Santa Fe – Coronda (Argentine)

Le Marathon du Fleuve, entre Santa Fe et Coronda, est souvent décrit comme la plus belle course du monde. Gilles, comment décrirais-tu l’ambiance qui règne sur ces 57 km ?

C’est une aventure unique. On nage dans une véritable communion : il y a des spectateurs partout, sur les berges comme dans l’eau. La ferveur est telle que les supporters s’approchent parfois un peu trop près en bateau ! Une fois, j’ai même percuté le moteur de l’un d’entre eux. Heureusement, là-bas, les hélices sont protégées par des grilles pour éviter de blesser les nageurs. C’est cette proximité extrême, ce mélange de bruit et de passion, qui donne à cette course son supplément d’âme.

Sur le plan technique, on imagine que nager dans le Rio Paraná n’est pas de tout repos. Quelles sont les principales difficultés liées au fleuve lui-même ?

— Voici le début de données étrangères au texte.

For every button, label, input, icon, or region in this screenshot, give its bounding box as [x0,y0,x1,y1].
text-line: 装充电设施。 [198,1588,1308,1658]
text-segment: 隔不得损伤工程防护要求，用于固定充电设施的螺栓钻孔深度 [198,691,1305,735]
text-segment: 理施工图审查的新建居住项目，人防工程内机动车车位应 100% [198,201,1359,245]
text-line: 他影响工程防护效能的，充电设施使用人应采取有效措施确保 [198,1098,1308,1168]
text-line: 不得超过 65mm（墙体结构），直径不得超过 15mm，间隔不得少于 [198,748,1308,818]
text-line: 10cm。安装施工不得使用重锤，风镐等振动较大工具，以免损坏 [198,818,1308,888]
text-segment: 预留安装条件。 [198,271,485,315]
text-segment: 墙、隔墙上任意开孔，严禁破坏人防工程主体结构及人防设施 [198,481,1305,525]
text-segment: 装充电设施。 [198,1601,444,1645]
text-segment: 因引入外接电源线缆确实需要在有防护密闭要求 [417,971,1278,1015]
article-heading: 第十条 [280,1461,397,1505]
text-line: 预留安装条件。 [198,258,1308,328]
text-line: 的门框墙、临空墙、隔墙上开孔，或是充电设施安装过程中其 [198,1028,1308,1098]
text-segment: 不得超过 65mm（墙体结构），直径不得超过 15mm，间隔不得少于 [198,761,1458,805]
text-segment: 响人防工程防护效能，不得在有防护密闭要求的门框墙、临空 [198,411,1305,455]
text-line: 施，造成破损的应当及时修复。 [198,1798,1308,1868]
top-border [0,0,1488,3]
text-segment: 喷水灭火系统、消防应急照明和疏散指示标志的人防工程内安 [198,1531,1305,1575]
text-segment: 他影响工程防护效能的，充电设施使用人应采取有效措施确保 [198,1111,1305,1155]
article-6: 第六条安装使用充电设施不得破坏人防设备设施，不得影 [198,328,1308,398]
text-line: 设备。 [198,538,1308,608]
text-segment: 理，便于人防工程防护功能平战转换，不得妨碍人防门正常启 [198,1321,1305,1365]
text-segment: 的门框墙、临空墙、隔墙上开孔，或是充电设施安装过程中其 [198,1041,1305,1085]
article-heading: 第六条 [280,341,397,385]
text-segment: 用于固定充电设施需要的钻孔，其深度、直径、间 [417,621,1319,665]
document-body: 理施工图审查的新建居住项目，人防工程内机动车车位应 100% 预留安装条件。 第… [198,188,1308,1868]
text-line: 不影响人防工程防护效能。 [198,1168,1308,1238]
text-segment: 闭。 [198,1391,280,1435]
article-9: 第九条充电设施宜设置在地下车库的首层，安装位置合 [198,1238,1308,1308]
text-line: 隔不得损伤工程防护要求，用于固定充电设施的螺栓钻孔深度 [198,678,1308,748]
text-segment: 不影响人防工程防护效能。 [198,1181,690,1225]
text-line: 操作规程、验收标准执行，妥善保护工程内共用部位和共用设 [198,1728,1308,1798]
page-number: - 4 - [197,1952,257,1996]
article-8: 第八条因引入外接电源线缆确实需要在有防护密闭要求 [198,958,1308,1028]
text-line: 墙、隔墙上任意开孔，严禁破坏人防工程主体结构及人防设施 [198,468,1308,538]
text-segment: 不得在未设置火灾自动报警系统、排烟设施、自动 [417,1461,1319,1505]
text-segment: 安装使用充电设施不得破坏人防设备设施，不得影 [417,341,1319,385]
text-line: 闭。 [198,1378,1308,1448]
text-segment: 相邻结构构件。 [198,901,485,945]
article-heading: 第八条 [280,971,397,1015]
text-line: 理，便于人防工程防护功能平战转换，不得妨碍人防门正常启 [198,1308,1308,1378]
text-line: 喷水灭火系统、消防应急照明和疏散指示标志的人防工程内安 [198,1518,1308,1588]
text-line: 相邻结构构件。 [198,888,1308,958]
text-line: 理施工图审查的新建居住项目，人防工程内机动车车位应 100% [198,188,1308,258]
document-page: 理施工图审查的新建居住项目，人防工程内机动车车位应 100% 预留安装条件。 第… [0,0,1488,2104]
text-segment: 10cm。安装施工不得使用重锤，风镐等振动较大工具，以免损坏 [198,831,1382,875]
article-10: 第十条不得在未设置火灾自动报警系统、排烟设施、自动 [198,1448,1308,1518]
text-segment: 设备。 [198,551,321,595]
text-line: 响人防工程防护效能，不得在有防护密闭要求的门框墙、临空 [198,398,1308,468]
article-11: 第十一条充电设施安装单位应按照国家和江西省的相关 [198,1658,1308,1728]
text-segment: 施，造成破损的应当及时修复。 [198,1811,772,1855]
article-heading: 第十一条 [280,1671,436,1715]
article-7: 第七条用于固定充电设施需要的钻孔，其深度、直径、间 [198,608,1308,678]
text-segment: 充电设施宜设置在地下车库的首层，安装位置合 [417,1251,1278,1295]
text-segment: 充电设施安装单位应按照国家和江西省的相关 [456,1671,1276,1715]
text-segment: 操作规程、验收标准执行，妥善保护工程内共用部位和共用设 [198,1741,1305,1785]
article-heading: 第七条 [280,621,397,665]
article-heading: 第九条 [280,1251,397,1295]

L’eau est à bonne température, mais le défi est ailleurs. D’abord, il y a la visibilité : elle est nulle. On ne voit même pas son propre coude dans ces eaux ocre, ce qui rend la navigation et le placement par rapport aux autres nageurs très complexes. Ensuite, il y a la gestion du courant. C’est paradoxal, mais plus le courant va vite, moins on a d’appuis dans l’eau. On a l’impression de nager « dans le vide », ce qui exige une adaptation technique constante et rend la nage particulièrement éprouvante physiquement.

Au-delà de l’effort physique intense, quel est l’impact d’une telle immersion sur l’organisme ?

C’est une course dont on ne sort pas indemne. Si la qualité de l’eau n’est pas un obstacle majeur pendant l’effort grâce à l’adrénaline, elle reste assez polluée. On sait d’avance qu’en nageant des heures dans ce milieu, on risque de payer l’addition après l’arrivée. Il est très fréquent de souffrir de troubles digestifs sérieux une fois la ligne franchie. C’est le prix à payer pour dompter ce géant, mais la beauté de l’épreuve et l’accueil des Argentins font que l’on oublie vite ces désagréments pour ne garder que le souvenir d’une traversée légendaire.